1. Neden açıldılar? Köy Enstitüleri, İlköğretim Genel Müdürü İsmail Hakkı Tonguç’un 1939’da yayımlanan “Canlandırılacak Köy” adlı kitabında belirttiği gerekçelerle, kapalı bir ekonomi ve toplum hayatı yaşayan Türk köyüne kapitalist ilişkileri ve buna bağlı olarak da Kemalist ideolojiyi, köyden yetişmiş aydınlar yoluyla sokmak amacıyla açıldılar. 1940 istatistiklerine göre nüfusun %75’i köylerde yaşıyordu ve köyde öğrenim çağındaki çocukların ancak %25’i öğrenim olanağına sahipti.
Verili öğretmen yetiştirme sistemiyle köye ulaşmak ve köyün çehresini değiştirmek olanaklı değildi.

2. Enstitülerin diğer eğitim kurumlarından farkı neydi? Türkiye’de Fransız eğitim sisteminden aktarılma bir eğitim anlayışı vardı. Bu sistem kentli burjuva toplumun ihtiyaçlarını göz önünde bulunduruyordu. Mevcut sistem, bilgi sahibi insan yetiştirmeye hizmet ediyordu. Bununla feodalizm yıkılamaz ve köy nüfusu kapitalizme açılamazdı. Enstitü öğrencisi hem bilgili hem de üretici olacaktı.

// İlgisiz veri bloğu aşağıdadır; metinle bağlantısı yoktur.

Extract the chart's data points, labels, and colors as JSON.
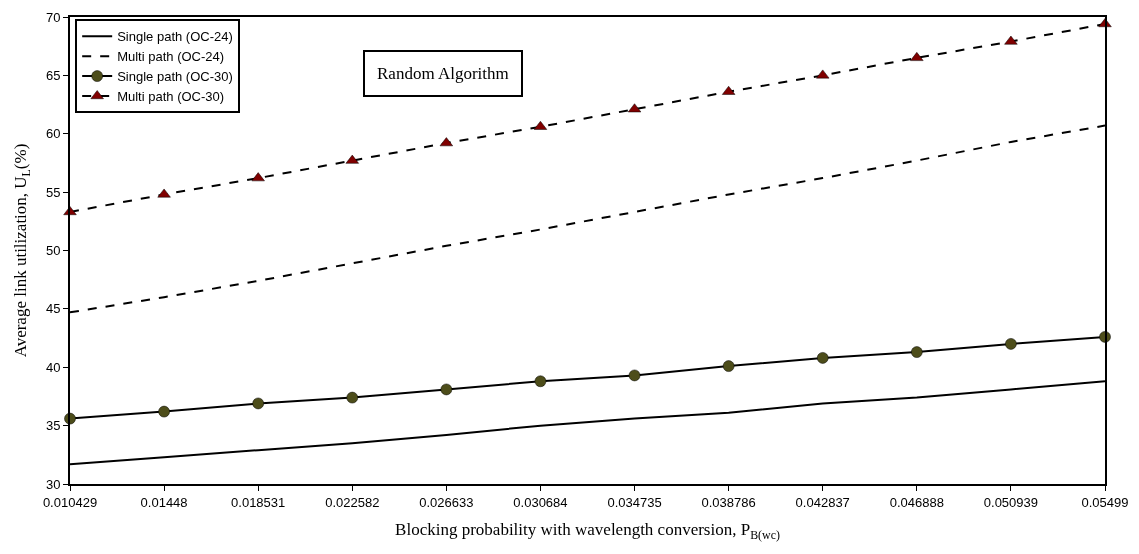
{
  "chart_data": {
    "type": "line",
    "xlabel": "Blocking probability with wavelength conversion, P$_{B(wc)}$",
    "ylabel": "Average link utilization, U$_{L}$(%)",
    "x": [
      0.010429,
      0.01448,
      0.018531,
      0.022582,
      0.026633,
      0.030684,
      0.034735,
      0.038786,
      0.042837,
      0.046888,
      0.050939,
      0.05499
    ],
    "xlim": [
      0.010429,
      0.05499
    ],
    "xticks": [
      0.010429,
      0.01448,
      0.018531,
      0.022582,
      0.026633,
      0.030684,
      0.034735,
      0.038786,
      0.042837,
      0.046888,
      0.050939,
      0.05499
    ],
    "ylim": [
      30,
      70
    ],
    "yticks": [
      30,
      35,
      40,
      45,
      50,
      55,
      60,
      65,
      70
    ],
    "legend": "top left",
    "annotations": [
      "Random Algorithm"
    ],
    "series": [
      {
        "name": "Single path (OC-24)",
        "color": "#000000",
        "line_style": "solid",
        "marker": "none",
        "values": [
          31.7,
          32.3,
          32.9,
          33.5,
          34.2,
          35.0,
          35.6,
          36.1,
          36.9,
          37.4,
          38.1,
          38.8
        ]
      },
      {
        "name": "Multi path (OC-24)",
        "color": "#000000",
        "line_style": "dashed",
        "marker": "none",
        "values": [
          44.7,
          46.0,
          47.4,
          48.9,
          50.4,
          51.8,
          53.3,
          54.8,
          56.2,
          57.7,
          59.3,
          60.7
        ]
      },
      {
        "name": "Single path (OC-30)",
        "color": "#000000",
        "colors": [
          "#4d4d1a",
          "#4d4d1a",
          "#4d4d1a",
          "#4d4d1a",
          "#4d4d1a",
          "#4d4d1a",
          "#4d4d1a",
          "#4d4d1a",
          "#4d4d1a",
          "#4d4d1a",
          "#4d4d1a",
          "#4d4d1a"
        ],
        "line_style": "solid",
        "marker": "circle",
        "values": [
          35.6,
          36.2,
          36.9,
          37.4,
          38.1,
          38.8,
          39.3,
          40.1,
          40.8,
          41.3,
          42.0,
          42.6
        ]
      },
      {
        "name": "Multi path (OC-30)",
        "color": "#000000",
        "colors": [
          "#800000",
          "#800000",
          "#800000",
          "#800000",
          "#800000",
          "#800000",
          "#800000",
          "#800000",
          "#800000",
          "#800000",
          "#800000",
          "#800000"
        ],
        "line_style": "dashed",
        "marker": "triangle",
        "values": [
          53.3,
          54.8,
          56.2,
          57.7,
          59.2,
          60.6,
          62.1,
          63.6,
          65.0,
          66.5,
          67.9,
          69.4
        ]
      }
    ]
  }
}
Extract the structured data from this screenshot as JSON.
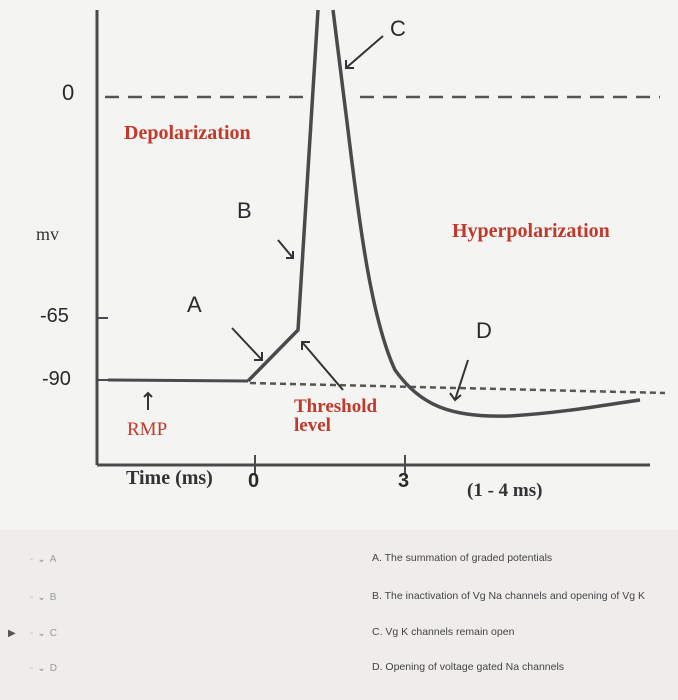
{
  "figure": {
    "y_tick_zero": "0",
    "y_tick_neg65": "-65",
    "y_tick_neg90": "-90",
    "y_axis_label": "mv",
    "depolarization_label": "Depolarization",
    "hyperpolarization_label": "Hyperpolarization",
    "letter_a": "A",
    "letter_b": "B",
    "letter_c": "C",
    "letter_d": "D",
    "rmp_label": "RMP",
    "threshold_line1": "Threshold",
    "threshold_line2": "level",
    "x_axis_label": "Time (ms)",
    "x_tick_zero": "0",
    "x_tick_three": "3",
    "duration_label": "(1 - 4 ms)",
    "colors": {
      "red_label": "#c0392b",
      "trace": "#4a4a4a",
      "dashed": "#555555"
    }
  },
  "quiz": {
    "rows": [
      {
        "select_value": "A",
        "answer": "A. The summation of graded potentials"
      },
      {
        "select_value": "B",
        "answer": "B. The inactivation of Vg Na channels and opening of  Vg K"
      },
      {
        "select_value": "C",
        "answer": "C. Vg K channels remain open"
      },
      {
        "select_value": "D",
        "answer": "D. Opening of voltage gated Na channels"
      }
    ]
  }
}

3. Köy Enstitüleri devrimci kurumlar mıydı? 1940’ta Türkiye’de devrimci olan bir Cumhurbaşkanı, hükümet veya parlamento yoktu. Kemalist devrim kabuklaşmış ve halkın sırtına bir yük haline gelmişti (AS: Bu yargıya katılmamız olanaklı değil..). Enstitülerin sistemin aleyhine çalışarak işçi ve köylülerin bürokratik-kapitalist bir iktidarı yıkması, yerine bir halk iktidarı kurulması amacıyla var edildiğini söylemek zaten olanaklı değildir. Enstitülerle, 1940’a dek ülkede yerleştirilmeye çalışılan siyasal ve sosyal düzen köye de taşımak isteniyordu. 17 Nisan 1940’ta Meclis görüşmelerinde yasaya tek bir karşıt oy bile çıkmaması, sistemin ondan beklentilerine kanıttır.
O dönemde ülkede özgür tartışma, gerçek bir parlamenter yaşam yoktu. Bütün yasalar hükümetten geldiği gibi oybirliği ile geçerdi.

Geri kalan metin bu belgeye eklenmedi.